Maine wildlife officials began testing Fairfield-area turkeys for so-called forever chemicals before the state’s scheduled start of the turkey hunting season.
The Department of Inland Fisheries and Wildlife began testing turkeys in February as part of an expansion of the state’s investigation into PFAS contamination in the Fairfield area, according to the spokesperson for the ministry, Mark Latti.
The birds are tested for 28 different varieties of chemicals forever – known technically as per- and polyfluoroalkyl substances, or PFAS. This is the second land animal to be tested in the Fairfield area after the state began testing deer for PFAS last October and detected forever high levels of the chemicals, leading the to warn hunters not to eat the meat of deer killed there.
The spring wild turkey hunting season begins May 2 and ends June 4. There is also a spring wild turkey hunting day for young people on April 30.
Testing of new species shows both the far-reaching effects of Maine’s PFAS contamination problem, including on the state’s outdoor traditions, and how the Fairfield area has become a contamination hotspot .
PFAS include hundreds of different types of chemicals that manufacturers have widely used for decades to make a number of everyday products, such as waterproof clothing, non-stick cookware, grease-resistant food packaging and fire fighting foam.
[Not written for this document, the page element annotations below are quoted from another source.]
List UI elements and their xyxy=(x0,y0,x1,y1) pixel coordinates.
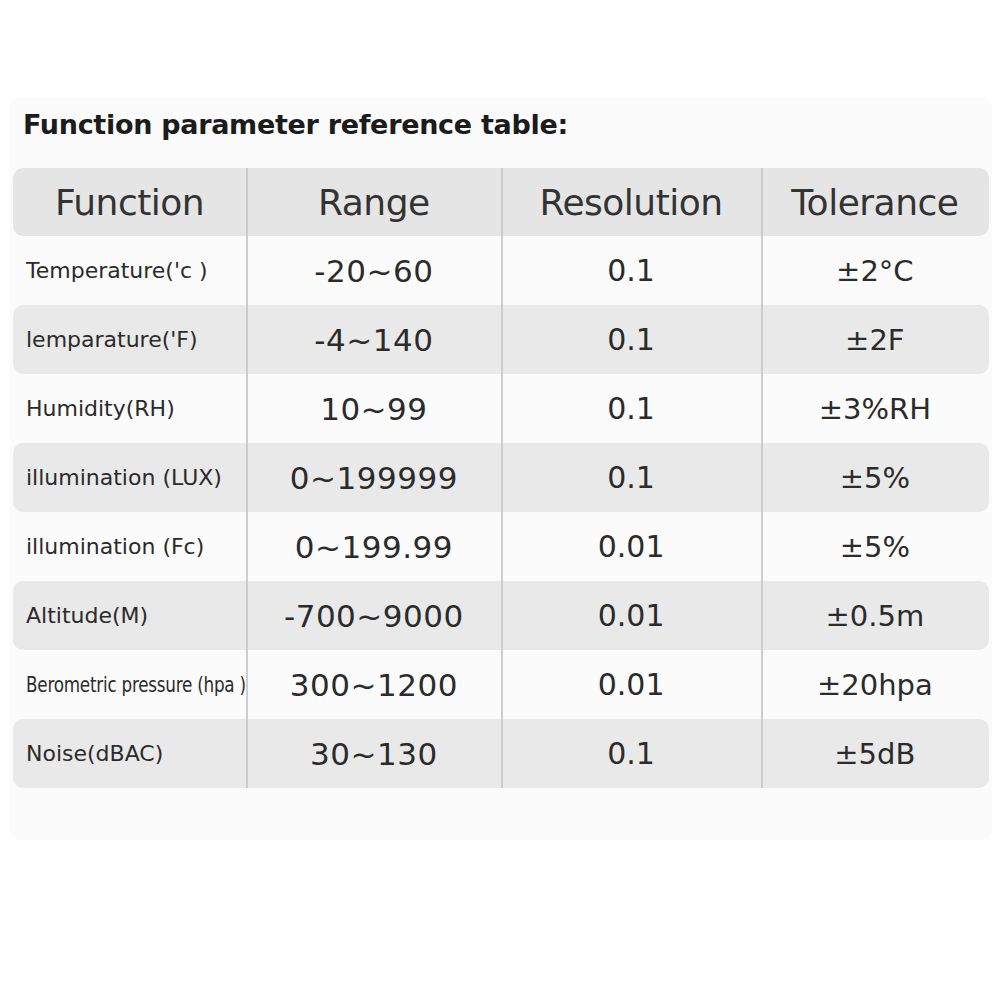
tolerance-cell: ±0.5m xyxy=(761,599,989,633)
function-label: lemparature('F) xyxy=(26,327,198,352)
range-cell: 30~130 xyxy=(246,736,501,772)
tolerance-cell: ±2°C xyxy=(761,254,989,288)
tolerance-cell: ±5dB xyxy=(761,737,989,771)
spec-table: Function Range Resolution Tolerance Temp… xyxy=(13,168,989,788)
function-cell: Noise(dBAC) xyxy=(13,741,246,766)
resolution-cell: 0.1 xyxy=(501,322,760,357)
resolution-cell: 0.01 xyxy=(501,529,760,564)
resolution-cell: 0.1 xyxy=(501,391,760,426)
column-header-range: Range xyxy=(246,182,501,223)
column-divider xyxy=(501,168,503,788)
range-cell: -20~60 xyxy=(246,253,501,289)
function-cell: Humidity(RH) xyxy=(13,396,246,421)
tolerance-cell: ±3%RH xyxy=(761,392,989,426)
function-label: Temperature('c ) xyxy=(26,258,208,283)
column-header-function: Function xyxy=(13,182,246,223)
tolerance-cell: ±5% xyxy=(761,530,989,564)
column-header-resolution: Resolution xyxy=(501,182,760,223)
function-cell: Altitude(M) xyxy=(13,603,246,628)
function-label: Humidity(RH) xyxy=(26,396,175,421)
resolution-cell: 0.1 xyxy=(501,460,760,495)
resolution-cell: 0.1 xyxy=(501,736,760,771)
column-divider xyxy=(246,168,248,788)
function-label: illumination (Fc) xyxy=(26,534,204,559)
function-cell: Temperature('c ) xyxy=(13,258,246,283)
resolution-cell: 0.1 xyxy=(501,253,760,288)
function-label: Berometric pressure (hpa ) xyxy=(26,673,246,697)
content-panel: Function parameter reference table: Func… xyxy=(10,97,992,840)
function-label: illumination (LUX) xyxy=(26,465,222,490)
column-divider xyxy=(761,168,763,788)
resolution-cell: 0.01 xyxy=(501,667,760,702)
range-cell: -700~9000 xyxy=(246,598,501,634)
function-cell: illumination (Fc) xyxy=(13,534,246,559)
tolerance-cell: ±2F xyxy=(761,323,989,357)
tolerance-cell: ±5% xyxy=(761,461,989,495)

PFAS have been associated with a number of health effects, including an elevated risk of kidney and testicular cancer and small decreases in infant birth weight.
Maine moved quickly to better understand the extent of PFAS contamination statewide. It has begun accelerating soil and groundwater testing at farms where sludge — a byproduct of sewage treatment — has been applied as fertilizer, and the state’s public drinking water systems are required to test. their sources of PFAS by the end of the year. The state also collects PFAS test results from licensed landfills to determine the concentration of chemicals in their liquid runoff.
In the Fairfield area, routine testing of milk from an area dairy farm revealed high concentrations of the chemicals, prompting a wider investigation including testing of well water which showed high levels of PFAS. According to the Maine Department of Environmental Protection, high levels of PFAS have also been detected in fish from Fairfield-area waters.
Wildlife officials test turkeys’ muscle tissue — the meat — and livers because those are what hunters and their families eat most often, Latti said.
Testing of turkeys will continue later this spring as wildlife officials want to know if there are differences in PFAS concentrations in birds as they move from their wintering grounds and food sources. spring and summer ranges and food sources, Latti said.
More animals will likely be tested as the year progresses, including geese and ducks as well as other commonly hunted birds and animals, such as grouse and squirrels, he said.